Tiga Sekawan Produksi Perabot Kau-kau
Tetap Aktif Dalam Timpaan Pandemi
GIANYAR, NusaBali
Akibat tertimpa pandemi Covid-19, tiga sekawan yang dulunya mengais rejeki dari dunia pariwisata, kini beralih profesi menjadi perajin.
Mereka yakni inisiator I Gede Arik Adiguna,34, yang guide Hyden Canyon Guwang, I Putu Oka Swardiana,26, yang driver ojek online, dan I Kadek Bagas Septiawan,20, pegawai salah satu hotel di Canggu, Badung.
Mereka membuat kerajinan batok kelapa skala rumahan di Jalan Bima, Desa Guwang, Kecamatan Sukawati. Tempurung kelapa dihaluskan menjadi perabotan berbahan Kau-kau. Jenisnya, mangkok maupun piring yang biasa dipergunakan sebagai perabot rumah tangga zaman dulu.
Ditemui saat berproduksi, Gede Arik mengatakan aktivitas ini bermula dari kebingungan mereka yang terdampak pandemi. "Kami jadi punya banyak waktu luang. Kalau diam saja otomatis tidak ada penghasilan," ujarnya, Minggu (15/8). Agar tidak bosan diam di rumah, Arik dan akan-kawan awalnya menyusuri sungai menghabiskan waktu. Dalam penelusuran, dilihat banyak buah kelapa yang hanyut di aliran sungai. Maksud hati mengangkat agar tidak menjadi sampah, ternyata buah kelapa tersebut menginspirasi Arik dan teman. "Kita ambil bawa pulang," ungkapnya.
Dari awalnya jalan-jalan iseng, lambat laun menjadi perburuan. Sehingga cukup banyak kelapa puyung yang berhasil dikumpulkan. "Kelapa itu kita kupas, potong jadi dua. Bersihkan bagian dalamnya sehingga menjadi mangkok atau piring," jelasnya. Hanya saja, pertama kali karya mereka belum sempurna. Sebab masih dibuat secara manual belum di amplas halus.

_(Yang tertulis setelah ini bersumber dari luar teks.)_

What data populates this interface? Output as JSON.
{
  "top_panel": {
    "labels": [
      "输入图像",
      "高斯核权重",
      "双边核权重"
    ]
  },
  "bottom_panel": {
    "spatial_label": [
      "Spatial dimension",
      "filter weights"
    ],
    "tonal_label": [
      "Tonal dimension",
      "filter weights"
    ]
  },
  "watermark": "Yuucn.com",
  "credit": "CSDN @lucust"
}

Meski demikian, untuk kalangan rumah tangga mangkok piring Kau-kau hasil karya mereka sudah laku dibeli oleh masyarakat sekitar. Termasuk ditawarkan kepada Anggota DPR RI Dapil Bali asal Guwang, Nyoman Parta. Dari pertemuan dengan anggota dewan ini, Arik dkk diminta untuk berinovasi memperbaiki kualitas. Sehingga mesin yang biasa dipakai orangtuanya membuat kerajinan perak, dimodifikasi agar bisa memperhalus Kau-kau. "Modal awal nyaris nol. Karena kita putar hasil jualan produk pertama saat itu kurang lebih Rp 280.000," jelasnya. Kau-kau dihaluskan menggunakan amplas tanpa obat pengkilat sehingga mangkok maupun piring yang dihasilkan, aman dijadikan perabotan rumah tangga. "Yang halus ini kami perlihatkan lagi ke Pakman Parta, beliau sangat mengapresiasi. Langsung order dan bantu promosi," kenang Alumni SMK Kerta Wisata Ubud ini.

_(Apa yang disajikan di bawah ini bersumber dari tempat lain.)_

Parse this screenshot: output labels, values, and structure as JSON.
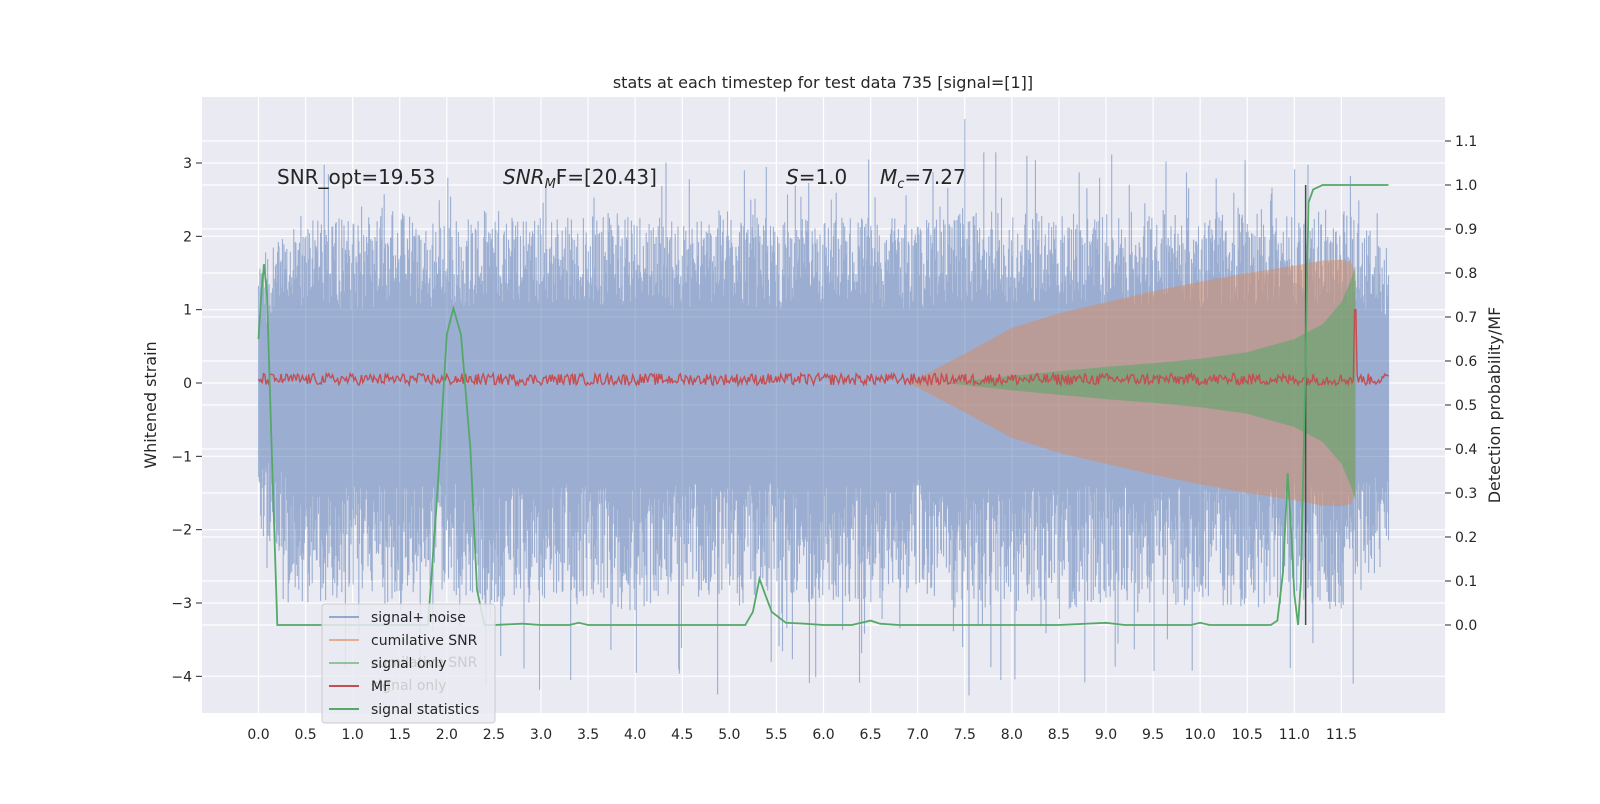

Produksi ini akhirnya resmi dirintis sejak dua minggu terakhir. Selain anggota dewan, pesanan juga datang dari salah satu restoran di kawasan Canggu. "Kami diminta membuat mangkok ukuran sedang untuk sajian es buah. Ada tambahan penyangga di bagian bawahnya," jelas Arik.
Saat ini, Arik dan akwan-kawan juga sedang sibuk memenuhi pesanan. Ada datang dari perorangan untuk kebutuhan rumah tangga. Ada pula ada pengusaha yang berencana membuka usaha kuliner lawar babi. "Yang dipesan untuk tempat komoh, paling kecil juga banyak diminati untuk minum arak," jelasnya.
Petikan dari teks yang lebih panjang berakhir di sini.